Honoring the fallen and the brave

“If nobody goes, then somebody has to go.” That, according to his editors at APF News, was the personal motto of fallen Japanese video journalist Kenji Nagai, who until his tragic death had reported from conflict zones around the world.

That journalistic drive put Nagai in the line of fire during Burma’s 2007 Saffron Revolution, when he was shot and killed by a soldier while filming a government crackdown on street demonstrations in the old capital of Rangoon. 

 

And it’s a spirit that will now be annually memorialized through the new Kenji Nagai Award, which was bestowed for the first time to imprisoned Burmese journalist Eine Khine Oo during the sixth annual Burma Media Association (BMA) conference held in Chiang Mai, Thailand, on February 21.

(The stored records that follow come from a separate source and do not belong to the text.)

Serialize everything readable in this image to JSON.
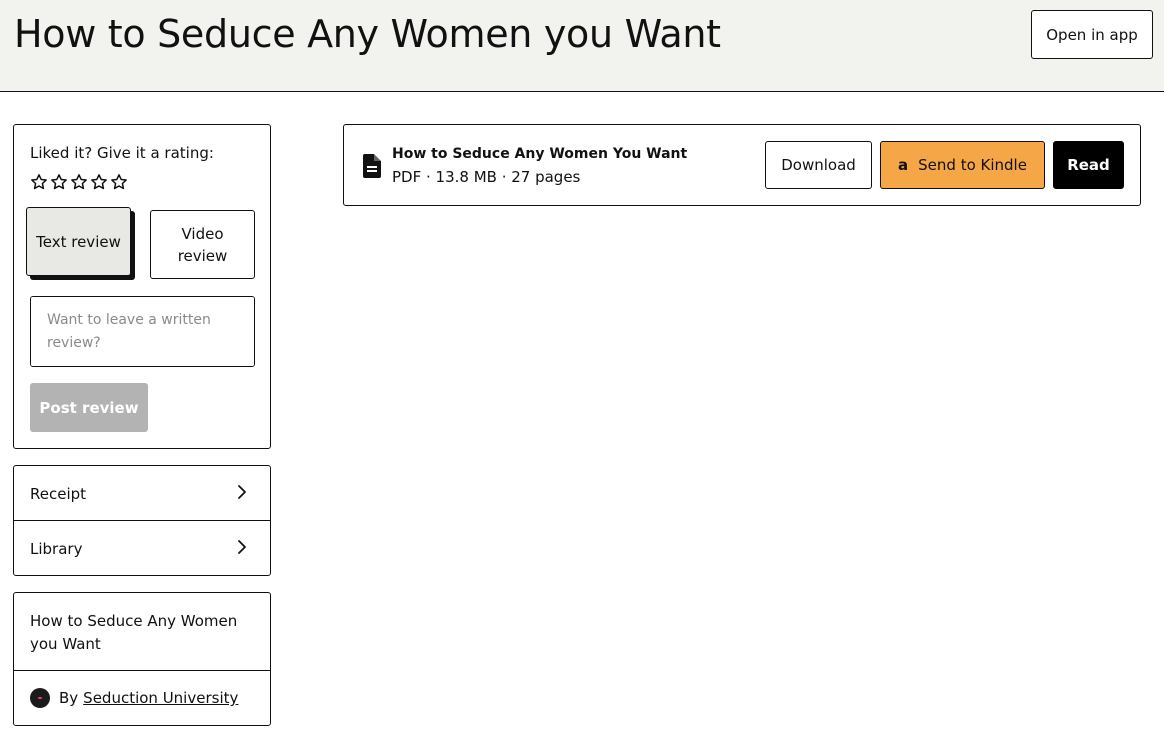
{
  "header": {
    "title": "How to Seduce Any Women you Want",
    "open_in_app_label": "Open in app"
  },
  "rating": {
    "prompt": "Liked it? Give it a rating:",
    "stars_total": 5,
    "stars_filled": 0,
    "text_review_label": "Text review",
    "video_review_label": "Video review",
    "review_placeholder": "Want to leave a written review?",
    "post_review_label": "Post review"
  },
  "links": {
    "receipt_label": "Receipt",
    "library_label": "Library"
  },
  "document": {
    "title": "How to Seduce Any Women you Want",
    "by_label": "By",
    "author": "Seduction University"
  },
  "file": {
    "name": "How to Seduce Any Women You Want",
    "meta": "PDF · 13.8 MB · 27 pages",
    "download_label": "Download",
    "kindle_icon_text": "a",
    "kindle_label": "Send to Kindle",
    "read_label": "Read"
  },
  "colors": {
    "header_bg": "#f2f2ee",
    "kindle_orange": "#f5a646",
    "disabled_gray": "#b3b3b3",
    "read_black": "#000000"
  },
  "icons": {
    "star": "star-outline-icon",
    "chevron": "chevron-right-icon",
    "file": "document-icon",
    "amazon": "amazon-icon"
  }
}
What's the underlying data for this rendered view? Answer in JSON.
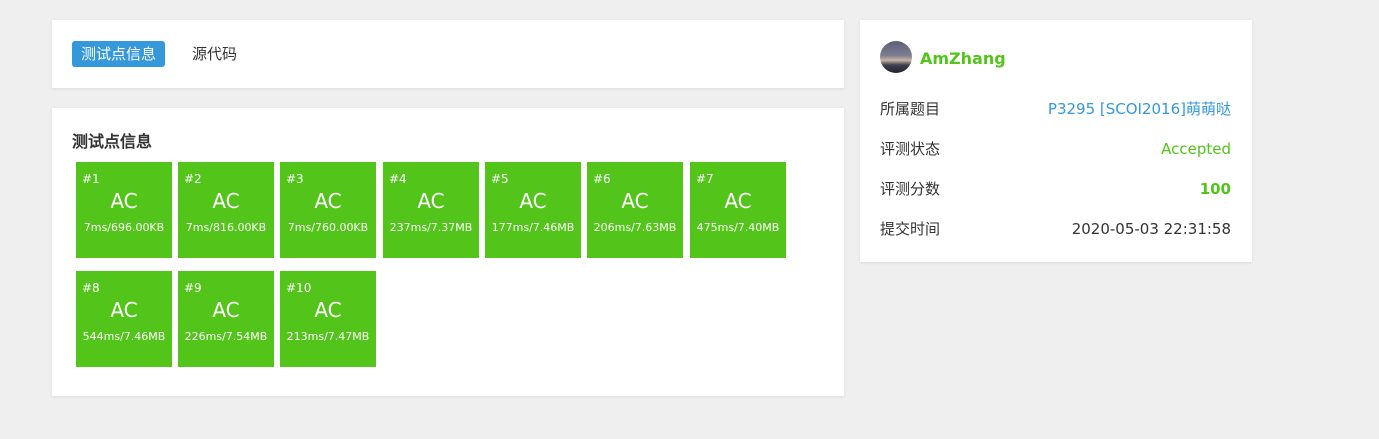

 The newly launched press freedom award is co-sponsored by the Tokyo-based AFP News and BMA. Each year it will recognize a Burmese journalist who has been harassed, arrested or killed for reporting in the country’s highly restricted media environment, BMA’s vice president Zin Linn, told CPJ.

 

A video montage prepared by APF to inaugurate the award showed clips of Nagai’s frontline reporting from the occupied Palestinian territory, Iraq and Burma, as well as posthumous images of his desk in Tokyo overflowing with flowers of condolence. A rock-and-roll song Nagai composed, entitled “See you,” was played as part of the video’s score.

 

One of his editors noted that despite repeated requests Burmese authorities have failed to return the camera Nagai was holding when he died.   

 

This year’s Kenji Nagai Award recipient, Eine Khine Oo, a 25-year-old reporter with Ecovision Journal, was arrested on June 10, 2008, while photographing a demonstration of Cyclone Nargis victims held outside the United Nations Development Program office in Rangoon‘s Tamwe Township.

 

Burma’s military regime came under heavy international press criticism for its initial slow and some alleged corrupt response to the natural disaster, which according to United Nations estimates killed more than 84,000 people. Inside the country, press coverage was heavily censored and prominently featured television images of military officials distributing aid to victims.

 

Eine Khine Oo’s coverage of protests by neglected victims threatened to expose that varnished account and after her arrest military officials accused her of taking photographs with the intent to distribute to media groups based outside the country. One measure of her journalistic dedication, said Zin Linn, was that her clothes were soaked with rain at the time of her arrest.

 

She was detained without charge for over five months before a Burmese court ruled in a closed-door trial last November that she violated section 505/B of the penal code, which covers charges of incitement. She has since been held incommunicado. Radio Free Asia reporter Ma Su Mon Aye accepted the award, which includes a $1,000 grant, on Eine Khine Oo’s behalf.

 

“Her arrest was unjust because she was just doing her job,” said Ma Su Mon Aye. “We ask the military to release her as soon as possible.” According to CPJ research, Burma is the third worst jailer of journalists in the world, with at least 14 reporters, including Eine Khine Oo, behind bars as of December 1 last year.